Tuple (stream, done_jobs, failed_jobs) where stream contains preprocessed traces for all successfully fetched stations.

msnoise.core.fdsn.fetch_raw_waveforms(db, jobs, goal_day, params, t_start=None, t_end=None)

Fetch raw (unprocessed) waveforms from FDSN/EIDA for a batch of stations.

Issues one get_waveforms_bulk call covering all stations in jobs, optionally writes a raw file cache (fdsn_keep_raw=Y), and returns the combined Stream. No preprocessing is applied — the caller receives exactly what the FDSN server returns.

Use this when downstream processing needs raw data (e.g. PSD computation via ObsPy PPSD, which handles its own response correction internally). For pre-processing + response removal use fetch_and_preprocess().

Parameters:
  • db – SQLAlchemy session.

  • jobs – List of Job ORM objects (all same DataSource).

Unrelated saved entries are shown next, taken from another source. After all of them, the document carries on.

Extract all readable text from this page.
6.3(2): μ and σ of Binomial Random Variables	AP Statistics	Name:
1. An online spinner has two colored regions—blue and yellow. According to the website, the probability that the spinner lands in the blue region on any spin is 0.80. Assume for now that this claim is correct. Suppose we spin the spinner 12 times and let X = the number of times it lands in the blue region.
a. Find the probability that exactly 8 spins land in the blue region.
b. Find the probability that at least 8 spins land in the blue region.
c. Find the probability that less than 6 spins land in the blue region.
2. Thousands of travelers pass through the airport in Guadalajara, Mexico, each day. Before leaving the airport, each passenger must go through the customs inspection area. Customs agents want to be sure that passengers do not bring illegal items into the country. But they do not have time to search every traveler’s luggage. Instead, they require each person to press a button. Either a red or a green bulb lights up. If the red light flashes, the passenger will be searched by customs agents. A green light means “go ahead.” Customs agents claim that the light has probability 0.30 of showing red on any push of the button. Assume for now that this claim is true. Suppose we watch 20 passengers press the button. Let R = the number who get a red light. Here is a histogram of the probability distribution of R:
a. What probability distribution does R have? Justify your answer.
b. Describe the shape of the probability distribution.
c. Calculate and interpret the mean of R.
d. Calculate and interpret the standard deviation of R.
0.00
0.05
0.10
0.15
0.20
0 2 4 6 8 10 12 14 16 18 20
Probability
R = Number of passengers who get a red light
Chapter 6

  • goal_day – Date string YYYY-MM-DD.

  • paramsMSNoiseParams for this lineage.

  • t_start – Optional UTCDateTime override for the fetch window start (default: midnight of goal_day).

  • t_end – Optional UTCDateTime override for the fetch window end (default: midnight + 86400 s).

Returns:

Stream (may be empty on failure).

msnoise.core.fdsn.fetch_waveforms_bulk(client, bulk_request, retries=3)

Issue a bulk waveform request with retry logic.

Parameters:
  • client – ObsPy FDSN/EIDA client.

  • bulk_request – List of (net, sta, loc, chan, t1, t2) tuples.

  • retries – Number of retry attempts for transient errors.

Returns:

Stream (may be empty on failure).

Raises:

Re-raises auth errors and no-data exceptions immediately.

msnoise.core.fdsn.is_remote_source(uri: str) bool

Return True if the DataSource URI points to a remote service.

msnoise.core.fdsn.parse_datasource_scheme(uri: str) str

Return the scheme of a DataSource URI.

Parameters:

uri – DataSource.uri string.

Returns:

One of "local", "sds", "fdsn", "eida".

msnoise.core.fdsn.get_auth(auth_env: str) dict

Read credentials from environment variables for the given prefix.

Looks up: - {auth_env}_FDSN_USER - {auth_env}_FDSN_PASSWORD - {auth_env}_FDSN_TOKEN (path to EIDA token file, or token string)

Parameters:

auth_env – Env var prefix (e.g. "MSNOISE", "IRIS").

Returns:

Dict with keys user, password, token (any may be None).